Trotz alledem blieb meine Amerika-Zentriertheit von European Echoes und MachineGun ziemlich unberührt. Wohl aber vervollständigte sich durch sie allmählich mein diffuses Bild europäischer Free Music, das im Vordergrund von The Topography ofthe Lungs und New Acoustic Swing Duo dominiert wurde. Zwar stärkte die FMP mein damals noch vages Empfinden, dass Bennink und Evan Parker, die sowohl auf Schoofs als auch auf Brötzmanns Album spielten, Derek Bailey, der das erste Solo auf European Echoes spielt, und Willem Breuker, der die drei Tenor-starke Front auf Machine Gun abrundete und das abschließende Stück des Albums schrieb, „Music for Han Bennink“, führende Persönlichkeiten innerhalb dieser Gemeinschaft waren. Trotzdem war ich nicht überzeugt, dass eine dieser Aufnahmen als Credo einer neuen Bewegung gelten könnte, eines, das das Zeitgenössische am Jazz auf den Punkt brachte und eine Ästhetik begründete, die keine offenkundige Verbindung zu den etablierten Jazzwerten hatte. Das war die große Errungenschaft von Roscoe Mitchells Delmark Debüt aus dem Jahr 1966, Sound. Das Eröffnungsstück des Albums, „Ornette“ war nicht einfach nur ein Tribut; vielmehr bildete Ornette Colemans Musik den Rahmen für Mitchells Aussage über die zentrale Rolle von Virtuosität und ihrer Projektion von Energie im Bereich des zeitgenössischen Jazz. Mit „The Little Suite“ und dem Titelstück artikulierte Mitchell eine Ästhetik, die sich nicht der Vorrangstellung der Virtuosität verschrieb, sondern Klängen, die im Raum koexistieren. Zu diesem Zweck brachte Mitchell eine Vielzahl von unorthodoxen Instrumenten in die Musik ein (viele davon wurden bald unter den Begriff der „kleinen Instrumente“ zusammengefasst); und er schuf seltsam schillernde Ereignisse, wie das Mundharmonika/Kalebasse Duett auf „The Little Suite“ und nutzte diese neue Ausdrucksweise, um das ursprüngliche Spannungsverhältnis zwischen Klang und Stille auf Sound zu wiederholen. Mitchell führte ein neues Paradigma für den Jazz ein, eines, das sogar noch zwölf Jahre später Gewicht hatte.
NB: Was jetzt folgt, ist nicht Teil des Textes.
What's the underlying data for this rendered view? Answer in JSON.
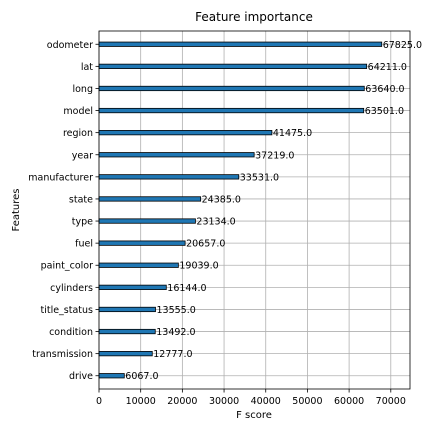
{
  "chart_data": {
    "type": "bar",
    "orientation": "horizontal",
    "title": "Feature importance",
    "xlabel": "F score",
    "ylabel": "Features",
    "categories": [
      "drive",
      "transmission",
      "condition",
      "title_status",
      "cylinders",
      "paint_color",
      "fuel",
      "type",
      "state",
      "manufacturer",
      "year",
      "region",
      "model",
      "long",
      "lat",
      "odometer"
    ],
    "values": [
      6067.0,
      12777.0,
      13492.0,
      13555.0,
      16144.0,
      19039.0,
      20657.0,
      23134.0,
      24385.0,
      33531.0,
      37219.0,
      41475.0,
      63501.0,
      63640.0,
      64211.0,
      67825.0
    ],
    "value_labels": [
      "6067.0",
      "12777.0",
      "13492.0",
      "13555.0",
      "16144.0",
      "19039.0",
      "20657.0",
      "23134.0",
      "24385.0",
      "33531.0",
      "37219.0",
      "41475.0",
      "63501.0",
      "63640.0",
      "64211.0",
      "67825.0"
    ],
    "xlim": [
      0,
      74607
    ],
    "xticks": [
      0,
      10000,
      20000,
      30000,
      40000,
      50000,
      60000,
      70000
    ],
    "xtick_labels": [
      "0",
      "10000",
      "20000",
      "30000",
      "40000",
      "50000",
      "60000",
      "70000"
    ],
    "grid": true,
    "bar_color": "#1f77b4",
    "bar_edge_color": "#000000",
    "grid_color": "#b0b0b0"
  }
}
Die Gleichwertigkeit aller Klänge, die mehrdeutige Verwendung von Jazzdialekten, Ereignis-basierte Strukturen: all das sind Aspekte dessen, was Mitchell auf Sound einfließen ließ, so wie auch in die darauf folgende Musik in seinen eigenen Projekten und mit dem ‚Art Ensemble of Chicago’. Und es gab sie im Überfluss auf der nächsten FMP Aufnahme, mit der ich in Berührung kam - Schlippenbachs The Living Music (FMP 0100). Was mir sofort an dieser Aufnahme auffiel war, dass ich nicht direkt von Brötzmanns Kugelhagel oder Schoofs Eröffnungssalven getroffen wurde. Schlippenbach eröffnete die Geschehnisse mit mehrminütiger freier Rubato Polyphonie, akzentuiert von Momenten der Stille, gerade lang genug, um Spannung aufzubauen. Diese Struktur löste einen nachdenklicheren Ansatz der vier Hornspieler aus als erwartet - Brötzmann, Schoof, Posaunist Paul Rutherford (der auch auf European Echoes zu hören war) und Bassklarinettist Michael Pilz. Zusätzlich verstärkte Schlippenbachs und Benninks Gebrauch des Klavierinneren, von Röhrenglocken, Mallet-Percussion und Kalimba die Klangfarbe der Passage mit wohldosierten Klecksen lebendiger Farbe. Als Bennink etwa in der Mitte des fast 15-minütigen Stückes anfängt aufzudrehen, ist das eher organisch als überlegter Angriff. Dies entfacht ein sengendes Solo von Pilz, das einen in der Auffassung bestärkt, dass er das Bindeglied zwischen Eric Dolphy und Rudi Mahall ist. Als sich der Rest des Septetts ins Getümmel stürzt wird jedoch deutlich, dass Bennink der Solist ist, und die anderen Musiker ihn begleiten. Das wohlkalibrierte Runterdrehen war ein weiteres Indiz dafür, dass dies eine gut überlegte Komposition war.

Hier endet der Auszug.